Under-reporting of Heart Disease in SA’s Children

Cecilia Makiwane statue
A statue of Cecilia Makiwane, the first African nurse to qualify in South Africa, outside the hospital that bears her name.

“One-in-a-hundred children in the Eastern Cape are born with heart disease like everywhere else and they need a cardiology service in the province,” says Red Cross War Memorial Children’s Hospital paediatric cardiologist Rik de Decker, whose team treats young children with congenital heard disease (CHD) from the province.

Two paediatric cardiologists from Red Cross spent last week conducting the latest bi-annual cardiology clinics at State hospitals in East London and Mdantsane.

“We need to build the capacity so that those clinics are not run by us but by Eastern Cape cardiologists, we need to get the MEC for health to build up a team,” De Decker said during an interview at Red Cross.

“We go and do outreach clinics in the Eastern Cape because historically, the Eastern Cape was part of the Cape Province. Patients are triarged [by local paediatricians] in the months before the clinic to be seen by the specialist paediatric cardiologist at the clinic.

“We look at those patients and decide which of those need to come to us to have surgery done. This is a small fraction of how many [need treatment]. We also review the patients who have been here already.

“If there’s anything [special] about paediatric cardiology, it’s team work. You must have a whole team in order to do cardiac care properly. It’s the team work that’s missing in SA.

“There’s no point in having only a cardiologist. You can do with one but really, you need a team, you can’t work in isolation. A cardiologist can tell you ‘you’ve got a hole in the heart, now go find yourself a surgeon’; there’s nothing you can do about that.  It must be absolutely, mind-numbingly painful to make these diagnoses and have to say ‘sorry, I can’t do anything’.

“You need to work with your surgeons and have anaesthetists who can put these children to sleep and bypass technicians. Then you need an intensive care unit that’s happy to receive heart operation patients that – once the child’s heart has been switched on again – keeps the child alive. You must have passionate people. That’s the team and they all have to work together, but those teams don’t exist all over South Africa.”

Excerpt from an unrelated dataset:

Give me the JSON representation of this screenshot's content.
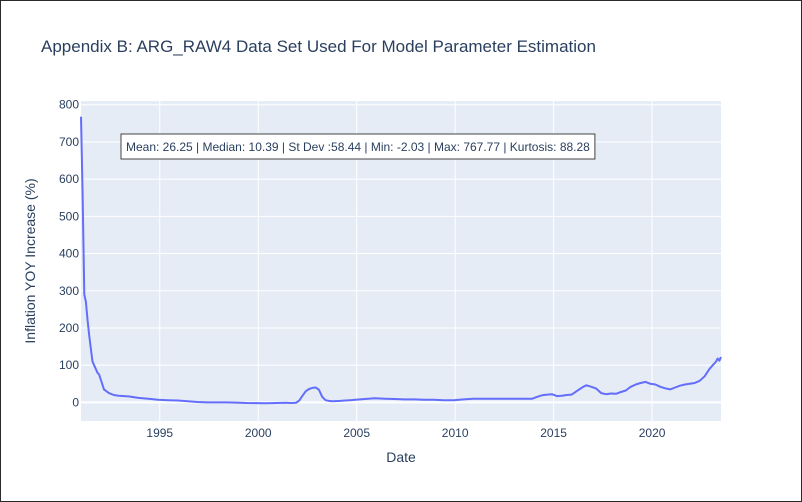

De Decker says part of the rationale behind the outreach programme from Red Cross into the Eastern Cape is to ensure follow-up consultations with children who have already had one or more procedure at the hospital.

“Certain operations are done in series, you can’t do everything at one time. The willingness of people to come back to the clinic is high level if you tell them, but if they need to go back to Cape Town, that’s just not possible, it’s very expensive.

“They go from here and they disappear, we don’t know what’s happened to them, the follow-up is terrible. That’s why we do outreach, because if we go there, they’ll come around the corner from the next village to come and see the doctor, but they won’t travel all the way to Cape Town and then the child dies.”